Por lo que respecta a la caridad, que según Pablo, y también por la autoridad del mismo Cristo, ha de ser tenida como compendio y fin de la Ley y los Profetas, siendo el primero y mayor de los mandamientos (Mt 22, 36 ss). Encuentro que su principal ejercicio radica en acoger a los necesitados con amor benevolente, de modo que nos conmuevan y duelan las desgracias del prójimo. Pues no hay ningún otro culto tan grato a Dios como la misericordia; y por cierto, no hay perfección alguna que convenga mas propiamente a Dios, ya que la misericordia y la verdad le preceden como heraldos (Sal 88, 15), y prefiere la ofrenda de la misericordia a la de la simple justicia (Os 12, 6). Por tanto, no hay otra virtud mejor para el hombre que aquella benignidad que será pagada por la benignidad de Quien recompensa con justicia y establece con abundante medida su misericordia (Is 28, 17).(…)

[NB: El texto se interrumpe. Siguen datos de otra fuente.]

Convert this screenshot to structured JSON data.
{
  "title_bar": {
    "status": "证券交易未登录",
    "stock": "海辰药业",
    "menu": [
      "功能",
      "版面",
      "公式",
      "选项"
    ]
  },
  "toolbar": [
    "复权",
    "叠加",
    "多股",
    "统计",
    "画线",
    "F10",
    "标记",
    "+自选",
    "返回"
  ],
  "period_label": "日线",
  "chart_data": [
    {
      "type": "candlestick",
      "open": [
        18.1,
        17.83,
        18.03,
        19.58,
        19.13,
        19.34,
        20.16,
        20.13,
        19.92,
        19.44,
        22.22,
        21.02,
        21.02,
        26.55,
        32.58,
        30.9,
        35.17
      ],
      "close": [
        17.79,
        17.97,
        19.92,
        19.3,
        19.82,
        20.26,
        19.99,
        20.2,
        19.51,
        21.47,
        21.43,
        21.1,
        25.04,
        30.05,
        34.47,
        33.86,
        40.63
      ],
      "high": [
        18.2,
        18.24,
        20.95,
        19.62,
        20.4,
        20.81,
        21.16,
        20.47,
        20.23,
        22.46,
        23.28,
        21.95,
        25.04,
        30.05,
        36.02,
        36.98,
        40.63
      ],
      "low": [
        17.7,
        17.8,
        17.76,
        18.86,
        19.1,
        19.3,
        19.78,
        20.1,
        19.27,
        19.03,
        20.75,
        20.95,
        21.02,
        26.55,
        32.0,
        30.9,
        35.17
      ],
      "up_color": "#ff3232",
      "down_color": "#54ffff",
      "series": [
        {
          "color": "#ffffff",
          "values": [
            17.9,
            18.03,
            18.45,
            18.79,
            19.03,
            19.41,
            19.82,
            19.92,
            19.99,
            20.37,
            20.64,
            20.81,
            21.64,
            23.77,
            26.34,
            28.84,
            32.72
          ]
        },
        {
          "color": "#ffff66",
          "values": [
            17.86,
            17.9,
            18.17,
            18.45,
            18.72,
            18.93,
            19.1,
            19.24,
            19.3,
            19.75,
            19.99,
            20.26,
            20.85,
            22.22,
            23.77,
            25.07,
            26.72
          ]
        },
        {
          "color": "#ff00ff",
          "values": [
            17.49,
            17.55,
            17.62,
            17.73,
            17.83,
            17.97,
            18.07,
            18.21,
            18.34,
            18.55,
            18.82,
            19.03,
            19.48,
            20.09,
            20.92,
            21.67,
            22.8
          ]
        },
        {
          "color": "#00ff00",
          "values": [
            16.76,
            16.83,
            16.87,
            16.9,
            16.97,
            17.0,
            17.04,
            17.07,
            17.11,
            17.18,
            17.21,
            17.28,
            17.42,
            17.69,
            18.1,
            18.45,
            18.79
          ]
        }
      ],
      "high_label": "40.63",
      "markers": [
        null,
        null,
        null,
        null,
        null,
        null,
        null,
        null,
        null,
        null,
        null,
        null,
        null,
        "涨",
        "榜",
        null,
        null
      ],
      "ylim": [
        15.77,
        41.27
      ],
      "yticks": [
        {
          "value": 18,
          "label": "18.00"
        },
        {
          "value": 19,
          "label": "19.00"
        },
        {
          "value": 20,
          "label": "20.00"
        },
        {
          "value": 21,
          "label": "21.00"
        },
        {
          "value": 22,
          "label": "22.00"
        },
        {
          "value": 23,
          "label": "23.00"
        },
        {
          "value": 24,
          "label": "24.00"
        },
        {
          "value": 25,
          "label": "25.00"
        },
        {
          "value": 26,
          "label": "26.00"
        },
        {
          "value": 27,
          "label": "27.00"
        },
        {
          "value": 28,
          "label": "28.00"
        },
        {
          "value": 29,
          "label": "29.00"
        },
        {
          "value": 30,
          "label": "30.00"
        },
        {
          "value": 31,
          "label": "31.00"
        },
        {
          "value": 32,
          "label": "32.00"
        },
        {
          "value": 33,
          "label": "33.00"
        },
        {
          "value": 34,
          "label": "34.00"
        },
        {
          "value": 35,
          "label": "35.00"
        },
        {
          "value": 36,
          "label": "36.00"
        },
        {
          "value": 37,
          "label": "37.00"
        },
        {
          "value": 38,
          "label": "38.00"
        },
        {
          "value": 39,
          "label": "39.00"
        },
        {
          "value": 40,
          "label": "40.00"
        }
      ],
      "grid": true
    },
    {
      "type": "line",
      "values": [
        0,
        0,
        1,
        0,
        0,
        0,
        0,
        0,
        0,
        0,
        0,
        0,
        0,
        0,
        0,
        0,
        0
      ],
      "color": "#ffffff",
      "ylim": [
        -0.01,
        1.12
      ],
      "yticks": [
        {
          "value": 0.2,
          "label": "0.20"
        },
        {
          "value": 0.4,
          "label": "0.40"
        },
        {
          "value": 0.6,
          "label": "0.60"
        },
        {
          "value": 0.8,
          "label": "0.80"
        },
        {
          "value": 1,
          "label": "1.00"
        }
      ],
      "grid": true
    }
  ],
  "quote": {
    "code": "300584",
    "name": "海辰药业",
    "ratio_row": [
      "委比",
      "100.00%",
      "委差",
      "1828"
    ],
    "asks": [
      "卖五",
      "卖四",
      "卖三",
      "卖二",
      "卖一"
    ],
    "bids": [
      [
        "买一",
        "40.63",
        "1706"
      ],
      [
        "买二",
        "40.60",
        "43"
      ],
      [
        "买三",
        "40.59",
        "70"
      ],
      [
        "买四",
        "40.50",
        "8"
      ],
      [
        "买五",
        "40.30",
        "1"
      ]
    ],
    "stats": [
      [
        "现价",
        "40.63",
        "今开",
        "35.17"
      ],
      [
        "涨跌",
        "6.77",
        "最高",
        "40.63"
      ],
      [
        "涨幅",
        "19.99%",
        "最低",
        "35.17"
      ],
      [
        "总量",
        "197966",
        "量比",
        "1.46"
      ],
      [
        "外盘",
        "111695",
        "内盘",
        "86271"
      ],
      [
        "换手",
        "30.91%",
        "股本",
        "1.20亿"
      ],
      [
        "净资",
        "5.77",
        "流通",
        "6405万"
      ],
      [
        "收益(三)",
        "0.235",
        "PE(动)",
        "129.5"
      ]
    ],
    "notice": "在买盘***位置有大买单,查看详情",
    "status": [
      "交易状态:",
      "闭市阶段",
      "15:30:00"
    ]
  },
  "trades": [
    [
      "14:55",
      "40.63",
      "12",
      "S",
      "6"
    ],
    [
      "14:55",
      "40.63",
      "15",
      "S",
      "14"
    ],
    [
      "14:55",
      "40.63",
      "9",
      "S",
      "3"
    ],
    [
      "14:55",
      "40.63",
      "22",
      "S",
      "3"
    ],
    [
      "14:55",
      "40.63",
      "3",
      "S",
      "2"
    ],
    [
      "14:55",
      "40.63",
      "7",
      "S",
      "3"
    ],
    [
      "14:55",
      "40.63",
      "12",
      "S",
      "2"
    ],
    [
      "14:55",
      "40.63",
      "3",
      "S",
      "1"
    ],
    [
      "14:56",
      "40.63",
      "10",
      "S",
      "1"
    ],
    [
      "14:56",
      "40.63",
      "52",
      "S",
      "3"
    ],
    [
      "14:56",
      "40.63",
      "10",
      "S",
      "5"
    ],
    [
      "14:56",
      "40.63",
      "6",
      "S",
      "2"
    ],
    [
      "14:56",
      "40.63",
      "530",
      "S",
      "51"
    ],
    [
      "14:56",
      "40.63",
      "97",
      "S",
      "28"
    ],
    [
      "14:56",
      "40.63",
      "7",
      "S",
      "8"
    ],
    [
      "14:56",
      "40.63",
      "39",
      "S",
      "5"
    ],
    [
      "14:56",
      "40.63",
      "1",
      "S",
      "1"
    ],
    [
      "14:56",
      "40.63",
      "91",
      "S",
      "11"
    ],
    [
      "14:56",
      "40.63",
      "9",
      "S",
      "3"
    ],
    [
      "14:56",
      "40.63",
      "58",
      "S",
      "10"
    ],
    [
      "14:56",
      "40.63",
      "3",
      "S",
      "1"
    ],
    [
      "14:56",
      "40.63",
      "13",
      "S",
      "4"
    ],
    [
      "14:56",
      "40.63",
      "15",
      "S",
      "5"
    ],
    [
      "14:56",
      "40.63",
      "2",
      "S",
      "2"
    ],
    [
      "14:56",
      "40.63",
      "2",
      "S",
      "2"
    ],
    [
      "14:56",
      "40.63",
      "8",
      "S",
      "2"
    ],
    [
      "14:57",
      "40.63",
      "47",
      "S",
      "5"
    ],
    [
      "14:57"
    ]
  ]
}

Reconoce de dónde te viene la existencia, la respiración, la inteligencia, la sabiduría y – lo que es más importante – el conocimiento de Dios, la esperanza de la Realeza de los cielos, el honor que compartes con los ángeles, la contemplación de la gloria que esperas, ahora como en un espejo y de modo confuso, pero a su tiempo del modo más pleno y puro. Reconoce, además, que te has convertido en hijo de Dios, coheredero con Cristo y, por usar una imagen atrevida, ¡eres el mismo Dios! ¿De dónde te vienen tantas y tales prerrogativas?
Si, además, queremos hablar de los dones más humildes y comunes, dime, ¿quién te permite ver la belleza del cielo, el curso del sol, los ciclos de la luz, las miríadas de estrellas y toda esa armonía y orden que siempre se renueva maravillosamente en el mundo, haciendo alegre la creación como el sonido de una cetra?
¿Quién te concede la lluvia, la fertilidad de los campos, el alimento, el gozo del arte, el lugar donde habitas, las leyes, el estado y, añadamos, la vida de cada día, la amistad y el placer de tu parentela? ¿Quién te ha colocado como señor y rey de todo lo que hay sobre la tierra? Y, para detenerme en cosas más importantes, te pregunto aun: ¿quién te regaló esas características tuyas que te aseguran la plena soberanía sobre los seres vivientes? Fue Dios. ¿Y qué te pide Él, a cambio de todo esto? El amor. Te pide constantemente, primero y sobre todo, amor a Él y al prójimo. El amor a los demás loexige lo mismo que el primero. ¿Vamos a ser tacaños para ofrecer este don a Dios, después de los numerosos beneficios que de El hemos recibido y que nos ha prometido? ¿Nos atreveremos a ser tan desvergonzados? Él, que es Dios y Señor, se hace llamar Padre nuestro; ¿y nosotros vamos a renegar de nuestros hermanos?
Estemos atentos, queridos amigos, para no convertirnos en malos administradores de lo que se nos ha regalado. Mereceríamos en ese caso la advertencia de Pedro: avergonzaos quienes os quedáis con las cosas de los otros; imitad más bien la bondad divina, y así nadie será pobre.
No nos fatiguemos acumulando o conservando riquezas, mientras los demás sufren hambre, si no queremos merecer las recriminaciones duras y cortantes que ya hizo antes el profeta Amós, cuando decía: ¡Ah vosotros!, que decís: ¿cuándo habrá pasado la luna nueva y podremos vender el trigo; cuándo habrá pasado el sábado, para poder abrir nuestros almacenes? (Am 8, 5).
Comportémonos de acuerdo con aquella suprema y primordial ley de Dios, que hace bajar la lluvia sobre justos y pecadores, y hace surgir el sol igualmente para todos; que ofrece a todos los animales de la tierra el campo abierto, las fuentes, los ríos, los bosques; que da el aire a las aves y el agua a los animales acuáticos; que a todos reparte con gran liberalidad los bienes de la vida, sin restricciones ni condiciones, sin ningún límite.